Sanctimony is but a thin veil for pusillanimity! We Indians have neither a sense of ratio nor proportion in the matter of determining from where to draw World Cup-battling sustenance. We lift our `men in blue' to the skies only for them to collapse like a parachute upon crashlanding. The only prayer we should be sending up, right now, is that India, in the 2003 World Cup, does not go the way of our team did during the January 2000 C & U Series in Australia. "Throughout that one-day series," noted Steve Waugh, "India lacked the players who would consistently take the fight to the opposition. Perhaps I should exclude Sourav Ganguly from such an assessment, for he was a standout, having a reasonable series with the bat and making a couple of hundreds."

Those ODI scores by Sourav came on wickets and in conditions similar to the terrain skipper Ganguly is up against now in South Africa. Just take a second look at those C & U Sourav scores that had the grudging Steve fleshing out Ganguly as Indian's `exceptional' performer during January 2000. Sourav (as India's opener in 7 matches running Down Under) ODI-hit, against Wasim Akram's Pakistan, 61 at Brisbane, 43 at Hobart, 141 at Adelaide, 1 at Perth. Side by side, against Steve Waugh's Australia, 100 (run out) at Melbourne, 5 at Sydney, 5 at Adelaide (missing the game at Perth).

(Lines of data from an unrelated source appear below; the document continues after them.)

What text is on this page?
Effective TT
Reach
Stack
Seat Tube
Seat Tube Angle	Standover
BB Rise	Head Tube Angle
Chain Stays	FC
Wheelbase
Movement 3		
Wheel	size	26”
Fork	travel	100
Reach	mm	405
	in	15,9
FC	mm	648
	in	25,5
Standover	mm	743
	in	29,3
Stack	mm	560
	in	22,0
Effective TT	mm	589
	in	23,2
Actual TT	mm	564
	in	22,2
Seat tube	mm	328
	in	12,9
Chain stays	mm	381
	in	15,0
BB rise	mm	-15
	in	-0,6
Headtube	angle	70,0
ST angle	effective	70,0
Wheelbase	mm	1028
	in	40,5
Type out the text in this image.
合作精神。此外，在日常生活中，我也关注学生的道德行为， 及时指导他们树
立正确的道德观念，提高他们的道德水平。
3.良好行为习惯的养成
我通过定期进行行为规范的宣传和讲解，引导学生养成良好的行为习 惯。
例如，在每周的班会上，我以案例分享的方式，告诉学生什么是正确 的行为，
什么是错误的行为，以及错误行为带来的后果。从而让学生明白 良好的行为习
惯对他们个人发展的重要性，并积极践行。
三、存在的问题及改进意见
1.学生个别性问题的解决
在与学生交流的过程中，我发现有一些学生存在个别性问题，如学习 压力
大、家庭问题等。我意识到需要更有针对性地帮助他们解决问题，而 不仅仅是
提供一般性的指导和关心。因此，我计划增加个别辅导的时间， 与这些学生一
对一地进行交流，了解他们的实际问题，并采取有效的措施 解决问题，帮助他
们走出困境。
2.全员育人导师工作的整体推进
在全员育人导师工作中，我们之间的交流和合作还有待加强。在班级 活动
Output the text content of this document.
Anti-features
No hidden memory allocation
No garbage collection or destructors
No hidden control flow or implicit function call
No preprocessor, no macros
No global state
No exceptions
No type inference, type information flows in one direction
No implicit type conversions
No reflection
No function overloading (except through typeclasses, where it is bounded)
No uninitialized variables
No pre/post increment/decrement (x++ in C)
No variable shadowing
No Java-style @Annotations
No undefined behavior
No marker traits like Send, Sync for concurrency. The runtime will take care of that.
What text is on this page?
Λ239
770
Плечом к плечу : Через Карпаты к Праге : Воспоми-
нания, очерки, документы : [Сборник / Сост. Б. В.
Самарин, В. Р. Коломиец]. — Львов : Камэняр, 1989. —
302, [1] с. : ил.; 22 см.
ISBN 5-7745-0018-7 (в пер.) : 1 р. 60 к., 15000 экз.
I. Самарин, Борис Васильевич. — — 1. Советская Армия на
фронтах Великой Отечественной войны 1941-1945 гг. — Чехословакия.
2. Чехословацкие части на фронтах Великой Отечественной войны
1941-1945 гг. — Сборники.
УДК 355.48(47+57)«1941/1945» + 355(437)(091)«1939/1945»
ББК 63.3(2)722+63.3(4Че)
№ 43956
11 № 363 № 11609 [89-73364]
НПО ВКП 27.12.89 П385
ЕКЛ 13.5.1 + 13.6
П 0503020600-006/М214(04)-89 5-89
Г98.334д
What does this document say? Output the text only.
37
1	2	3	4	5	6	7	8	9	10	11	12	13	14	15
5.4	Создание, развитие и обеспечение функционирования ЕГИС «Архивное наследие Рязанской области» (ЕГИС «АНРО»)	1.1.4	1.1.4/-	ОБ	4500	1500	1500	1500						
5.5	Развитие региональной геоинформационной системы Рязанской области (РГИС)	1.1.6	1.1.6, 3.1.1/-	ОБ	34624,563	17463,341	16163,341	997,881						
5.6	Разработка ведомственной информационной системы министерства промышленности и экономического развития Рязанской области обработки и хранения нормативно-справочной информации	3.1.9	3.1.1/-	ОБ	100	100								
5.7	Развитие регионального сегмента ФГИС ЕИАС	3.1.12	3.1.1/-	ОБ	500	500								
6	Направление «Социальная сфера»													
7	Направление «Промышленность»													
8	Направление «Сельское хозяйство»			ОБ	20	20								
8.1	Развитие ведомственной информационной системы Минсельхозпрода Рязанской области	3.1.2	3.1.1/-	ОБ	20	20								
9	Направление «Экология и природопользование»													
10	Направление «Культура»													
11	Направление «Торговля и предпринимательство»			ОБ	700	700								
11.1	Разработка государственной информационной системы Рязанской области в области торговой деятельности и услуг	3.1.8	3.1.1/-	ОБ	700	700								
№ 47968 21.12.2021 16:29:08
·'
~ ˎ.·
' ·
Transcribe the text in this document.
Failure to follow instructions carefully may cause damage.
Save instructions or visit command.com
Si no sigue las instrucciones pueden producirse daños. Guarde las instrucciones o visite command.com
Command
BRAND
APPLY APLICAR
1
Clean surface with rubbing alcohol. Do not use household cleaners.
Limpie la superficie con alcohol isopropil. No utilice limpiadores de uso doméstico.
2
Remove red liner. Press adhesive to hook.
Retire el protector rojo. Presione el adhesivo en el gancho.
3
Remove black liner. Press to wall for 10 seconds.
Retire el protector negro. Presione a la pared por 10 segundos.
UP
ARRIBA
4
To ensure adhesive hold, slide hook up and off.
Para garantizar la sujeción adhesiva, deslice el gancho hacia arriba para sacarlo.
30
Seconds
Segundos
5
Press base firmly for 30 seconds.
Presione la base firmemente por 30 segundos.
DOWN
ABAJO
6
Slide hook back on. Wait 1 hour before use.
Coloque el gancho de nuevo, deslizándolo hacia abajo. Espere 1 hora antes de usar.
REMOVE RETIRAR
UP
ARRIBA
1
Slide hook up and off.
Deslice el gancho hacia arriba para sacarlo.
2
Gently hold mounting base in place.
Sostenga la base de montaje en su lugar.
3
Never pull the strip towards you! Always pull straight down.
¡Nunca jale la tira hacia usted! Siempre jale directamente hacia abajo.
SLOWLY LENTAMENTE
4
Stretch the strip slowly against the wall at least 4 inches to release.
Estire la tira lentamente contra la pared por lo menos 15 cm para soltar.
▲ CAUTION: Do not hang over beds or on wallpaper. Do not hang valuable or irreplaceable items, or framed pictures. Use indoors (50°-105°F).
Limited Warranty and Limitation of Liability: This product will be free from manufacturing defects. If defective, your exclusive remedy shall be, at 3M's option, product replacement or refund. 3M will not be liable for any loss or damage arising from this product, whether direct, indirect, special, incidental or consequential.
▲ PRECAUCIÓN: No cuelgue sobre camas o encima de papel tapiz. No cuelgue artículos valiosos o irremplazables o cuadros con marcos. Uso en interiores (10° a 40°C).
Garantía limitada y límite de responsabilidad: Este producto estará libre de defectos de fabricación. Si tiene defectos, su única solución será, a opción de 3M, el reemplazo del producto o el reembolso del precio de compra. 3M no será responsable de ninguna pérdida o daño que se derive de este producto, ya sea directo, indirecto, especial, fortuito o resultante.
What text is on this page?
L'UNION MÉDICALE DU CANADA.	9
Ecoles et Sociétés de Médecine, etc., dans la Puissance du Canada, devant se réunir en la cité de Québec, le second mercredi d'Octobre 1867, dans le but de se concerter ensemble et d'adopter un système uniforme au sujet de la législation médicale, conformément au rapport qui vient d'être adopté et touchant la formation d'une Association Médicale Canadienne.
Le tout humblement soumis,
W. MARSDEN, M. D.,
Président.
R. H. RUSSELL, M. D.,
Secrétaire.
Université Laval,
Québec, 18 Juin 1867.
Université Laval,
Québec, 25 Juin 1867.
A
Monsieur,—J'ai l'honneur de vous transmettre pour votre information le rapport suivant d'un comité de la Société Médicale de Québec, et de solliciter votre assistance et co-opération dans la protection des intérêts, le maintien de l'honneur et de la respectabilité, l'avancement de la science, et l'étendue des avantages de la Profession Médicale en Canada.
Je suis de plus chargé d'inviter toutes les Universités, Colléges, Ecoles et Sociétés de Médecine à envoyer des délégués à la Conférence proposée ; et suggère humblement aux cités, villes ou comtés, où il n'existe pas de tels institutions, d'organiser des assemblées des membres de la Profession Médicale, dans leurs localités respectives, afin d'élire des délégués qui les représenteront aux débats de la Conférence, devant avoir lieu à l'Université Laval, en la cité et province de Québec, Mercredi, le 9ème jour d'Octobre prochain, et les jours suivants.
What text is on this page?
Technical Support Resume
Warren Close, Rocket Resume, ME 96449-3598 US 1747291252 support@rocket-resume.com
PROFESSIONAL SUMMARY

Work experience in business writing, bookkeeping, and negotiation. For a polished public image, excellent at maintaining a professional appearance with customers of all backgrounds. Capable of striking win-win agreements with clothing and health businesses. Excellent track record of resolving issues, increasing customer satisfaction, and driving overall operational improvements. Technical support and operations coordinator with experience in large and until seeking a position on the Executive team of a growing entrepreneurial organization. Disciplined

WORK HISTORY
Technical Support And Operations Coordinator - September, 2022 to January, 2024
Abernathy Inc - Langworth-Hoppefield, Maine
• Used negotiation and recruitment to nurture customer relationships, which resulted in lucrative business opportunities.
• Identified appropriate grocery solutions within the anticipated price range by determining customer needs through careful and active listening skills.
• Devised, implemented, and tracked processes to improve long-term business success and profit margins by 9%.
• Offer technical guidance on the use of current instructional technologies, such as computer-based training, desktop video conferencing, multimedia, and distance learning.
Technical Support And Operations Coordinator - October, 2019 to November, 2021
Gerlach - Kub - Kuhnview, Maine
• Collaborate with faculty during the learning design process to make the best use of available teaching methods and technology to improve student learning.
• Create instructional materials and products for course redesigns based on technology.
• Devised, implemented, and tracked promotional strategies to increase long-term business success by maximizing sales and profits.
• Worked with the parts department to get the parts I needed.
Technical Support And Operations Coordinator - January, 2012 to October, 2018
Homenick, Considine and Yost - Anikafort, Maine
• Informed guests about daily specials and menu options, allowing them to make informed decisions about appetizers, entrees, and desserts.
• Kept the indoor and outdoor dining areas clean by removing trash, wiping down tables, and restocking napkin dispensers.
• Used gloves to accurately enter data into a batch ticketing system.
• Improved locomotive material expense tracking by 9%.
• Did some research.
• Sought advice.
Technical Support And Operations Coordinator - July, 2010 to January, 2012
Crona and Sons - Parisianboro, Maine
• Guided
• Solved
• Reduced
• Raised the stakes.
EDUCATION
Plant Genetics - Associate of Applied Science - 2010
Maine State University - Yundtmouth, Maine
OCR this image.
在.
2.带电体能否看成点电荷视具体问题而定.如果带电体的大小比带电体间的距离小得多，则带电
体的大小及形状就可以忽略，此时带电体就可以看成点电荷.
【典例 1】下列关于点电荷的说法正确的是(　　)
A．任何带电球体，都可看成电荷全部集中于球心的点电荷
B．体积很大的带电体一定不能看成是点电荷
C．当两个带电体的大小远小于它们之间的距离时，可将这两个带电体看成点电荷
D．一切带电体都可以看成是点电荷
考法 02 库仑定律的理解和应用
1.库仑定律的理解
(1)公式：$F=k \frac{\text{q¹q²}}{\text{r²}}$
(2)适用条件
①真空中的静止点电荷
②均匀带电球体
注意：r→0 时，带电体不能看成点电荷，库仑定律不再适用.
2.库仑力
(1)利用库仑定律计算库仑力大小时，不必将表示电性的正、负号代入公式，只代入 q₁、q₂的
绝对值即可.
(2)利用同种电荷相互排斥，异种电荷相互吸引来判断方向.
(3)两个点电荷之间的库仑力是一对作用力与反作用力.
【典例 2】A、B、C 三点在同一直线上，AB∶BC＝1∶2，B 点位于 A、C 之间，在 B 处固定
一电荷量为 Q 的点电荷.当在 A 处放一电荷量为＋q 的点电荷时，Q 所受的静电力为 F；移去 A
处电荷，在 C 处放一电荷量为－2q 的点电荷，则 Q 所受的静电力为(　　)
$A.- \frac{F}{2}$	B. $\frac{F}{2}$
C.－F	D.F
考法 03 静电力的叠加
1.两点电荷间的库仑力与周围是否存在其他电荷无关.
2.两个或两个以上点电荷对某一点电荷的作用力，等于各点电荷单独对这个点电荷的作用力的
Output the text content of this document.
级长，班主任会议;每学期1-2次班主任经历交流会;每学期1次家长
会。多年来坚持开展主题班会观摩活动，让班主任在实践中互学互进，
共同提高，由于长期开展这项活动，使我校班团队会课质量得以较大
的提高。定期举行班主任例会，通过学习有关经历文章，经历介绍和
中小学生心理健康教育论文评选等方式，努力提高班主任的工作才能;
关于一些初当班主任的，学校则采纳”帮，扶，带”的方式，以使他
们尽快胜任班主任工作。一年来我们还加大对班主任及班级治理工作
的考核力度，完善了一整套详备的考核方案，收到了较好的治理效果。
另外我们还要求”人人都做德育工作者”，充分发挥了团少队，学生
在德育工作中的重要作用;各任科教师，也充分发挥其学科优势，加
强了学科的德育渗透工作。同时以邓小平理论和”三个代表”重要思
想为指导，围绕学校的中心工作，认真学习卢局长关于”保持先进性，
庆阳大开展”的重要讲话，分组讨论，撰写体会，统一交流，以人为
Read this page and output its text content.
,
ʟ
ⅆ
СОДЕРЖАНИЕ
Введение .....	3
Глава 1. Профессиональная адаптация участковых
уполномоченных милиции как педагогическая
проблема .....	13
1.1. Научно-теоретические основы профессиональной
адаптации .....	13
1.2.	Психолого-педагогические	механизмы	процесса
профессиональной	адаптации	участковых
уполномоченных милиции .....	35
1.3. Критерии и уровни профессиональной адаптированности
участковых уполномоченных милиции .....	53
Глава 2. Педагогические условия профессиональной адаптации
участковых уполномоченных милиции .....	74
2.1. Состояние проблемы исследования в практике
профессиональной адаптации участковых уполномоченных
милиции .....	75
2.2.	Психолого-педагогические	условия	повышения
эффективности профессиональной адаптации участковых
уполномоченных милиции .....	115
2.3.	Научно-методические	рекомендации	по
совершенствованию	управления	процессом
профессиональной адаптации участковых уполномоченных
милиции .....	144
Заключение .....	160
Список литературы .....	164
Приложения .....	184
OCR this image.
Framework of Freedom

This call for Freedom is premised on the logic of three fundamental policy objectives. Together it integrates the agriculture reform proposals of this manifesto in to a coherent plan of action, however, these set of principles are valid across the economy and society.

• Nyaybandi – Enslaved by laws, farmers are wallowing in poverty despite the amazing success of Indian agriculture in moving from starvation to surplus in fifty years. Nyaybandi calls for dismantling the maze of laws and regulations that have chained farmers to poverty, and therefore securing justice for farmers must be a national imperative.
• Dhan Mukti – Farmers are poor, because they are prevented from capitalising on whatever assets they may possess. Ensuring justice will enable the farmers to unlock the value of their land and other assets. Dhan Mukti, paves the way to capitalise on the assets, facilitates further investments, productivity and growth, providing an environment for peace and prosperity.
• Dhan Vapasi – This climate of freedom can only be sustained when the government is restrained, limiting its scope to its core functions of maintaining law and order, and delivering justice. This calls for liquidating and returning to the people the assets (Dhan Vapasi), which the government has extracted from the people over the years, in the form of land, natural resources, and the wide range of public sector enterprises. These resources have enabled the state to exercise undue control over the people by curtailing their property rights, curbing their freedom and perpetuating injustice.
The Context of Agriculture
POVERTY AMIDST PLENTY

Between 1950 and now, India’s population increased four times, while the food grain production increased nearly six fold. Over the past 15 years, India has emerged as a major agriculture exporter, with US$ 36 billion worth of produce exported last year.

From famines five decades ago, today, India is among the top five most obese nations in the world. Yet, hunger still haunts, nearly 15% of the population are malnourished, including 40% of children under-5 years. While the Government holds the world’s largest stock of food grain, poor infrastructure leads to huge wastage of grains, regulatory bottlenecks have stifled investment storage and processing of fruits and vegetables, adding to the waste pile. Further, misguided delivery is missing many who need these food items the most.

The above Sourav scoreline, against the strongest possible A.D. 2000 ODI opposition abroad, Steve-suggests that Ganguly, mentally and physically, was well equipped to take on the best in Australia. Now Australia, in South Africa, is the team that is favourite still to win the World Cup. Whatever Centurion-ailed Sourav, therefore, that he tried to brickbat his way out of the February 15 dilemma he faced against Australia? Where Sourav leads, others follow. It is the captain's abiding poor run that set off a chain reaction by which the gravy train almost ground to a halt at the Centurion. Sourav needs to pick up the pieces himself first, otherwise he cannot expect this team (even with Sachin scoring as opener) to go places in the World Cup.

The media explosion has been such that the mob will not settle for the debris. It is Sourav's very niche in the Indian team that is at stake. So too the slots of quite a few others in our glam line-up. Sunny and Sherry, between them, were already asking for their pound sterling of STAR flesh at the end of the Centurion day. The day of reckoning is verily here for Sourav & Co. Unless they have at least the Super Six to show for the mega-mega bucks lavished on their `India First' persona by the media in India. Michael Ferreira is already `on cue', sharpening his pen and his wits. Cricket is king in India only if the four aces in our batting pack turn up trumps here and now. `The Lost World' is certainly not what we want Rahul Dravid to end up reading.